Но самым агрессивным животным из всех был Харрисон.
— Послушай-ка ты, — сказал ей серьёзно на повышенном тоне, чтобы перекрыть шум дождя, который бил по крыше как падающие камни. — Вместе с моим агентом ты меня надула, выдавая себя за мужчину. Ты добралась до моего дома, несмотря на то, что дал понять — я не хочу видеть рядом людей. Ты заставила меня нырять в озеро, чтобы спасти твою толстую задницу и теперь ведёшь себя как возмущённая императрица? Разве тебя не учили, что каждая реакция — это следствие причины? И причина твоего поведения занозы-в-заднице?
— Я только хочу узнать, есть ли альтернативный маршрут, позволяющий вернуться домой?
— Ты можешь забраться по горло в озеро и перебраться на другую сторону. Однако не рассчитывай на мою помощь, и если умрёшь, то не жди, что соберу твои кости для их надлежащего захоронения.
— Этот мост был единственной дорогой?
— Для тех, кто не умеет летать — да.
— И что мне теперь делать?
В ответ он протянул ей вилы.
— Поможешь мне вычистить хлев и накормить животных.
— Что?
Харрисон наклонился над ней и угрюмо посмотрел. Его густые волосы были мокрые, от воды блестела и борода, а глаза без света выглядели тёмными.

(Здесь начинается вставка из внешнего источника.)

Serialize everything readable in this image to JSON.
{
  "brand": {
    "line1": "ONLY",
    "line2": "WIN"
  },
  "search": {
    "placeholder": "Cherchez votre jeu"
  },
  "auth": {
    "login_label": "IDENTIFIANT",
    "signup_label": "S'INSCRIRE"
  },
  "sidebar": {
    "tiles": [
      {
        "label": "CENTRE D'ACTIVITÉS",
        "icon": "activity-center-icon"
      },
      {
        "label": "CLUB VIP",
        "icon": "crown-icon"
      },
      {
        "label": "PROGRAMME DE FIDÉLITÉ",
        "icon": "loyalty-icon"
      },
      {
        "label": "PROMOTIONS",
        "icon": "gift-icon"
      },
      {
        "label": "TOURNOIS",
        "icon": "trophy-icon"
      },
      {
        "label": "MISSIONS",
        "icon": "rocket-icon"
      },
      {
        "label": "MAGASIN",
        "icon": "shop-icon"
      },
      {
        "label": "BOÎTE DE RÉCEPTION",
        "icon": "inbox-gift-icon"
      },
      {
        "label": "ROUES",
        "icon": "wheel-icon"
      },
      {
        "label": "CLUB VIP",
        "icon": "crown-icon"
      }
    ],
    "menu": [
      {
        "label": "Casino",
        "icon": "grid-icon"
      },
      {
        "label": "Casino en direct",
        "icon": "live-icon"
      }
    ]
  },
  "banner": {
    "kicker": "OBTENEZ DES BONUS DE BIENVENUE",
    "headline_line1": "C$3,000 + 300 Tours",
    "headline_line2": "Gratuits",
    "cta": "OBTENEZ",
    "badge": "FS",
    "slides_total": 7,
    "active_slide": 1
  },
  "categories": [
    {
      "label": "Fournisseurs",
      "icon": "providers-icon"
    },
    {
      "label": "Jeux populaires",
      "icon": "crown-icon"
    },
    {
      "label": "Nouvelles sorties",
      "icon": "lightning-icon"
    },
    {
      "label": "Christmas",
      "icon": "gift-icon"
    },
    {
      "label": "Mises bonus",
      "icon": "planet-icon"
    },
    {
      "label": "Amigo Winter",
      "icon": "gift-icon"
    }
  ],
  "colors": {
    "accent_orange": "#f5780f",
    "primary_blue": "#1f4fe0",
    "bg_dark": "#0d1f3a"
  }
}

— Если кто-то не появится забрать тебя с вертолёта, планера или инопланетного корабля, ты останешься здесь, пока мост не будет отремонтирован. При таком дожде какие-либо работы невозможны. Поэтому — сделай себя полезной. Мы находимся не в «Хилтон» и не ожидай обращения как с нью-йоркской киской: хочешь крышу над головой и какую-то еду — ты должна их заработать.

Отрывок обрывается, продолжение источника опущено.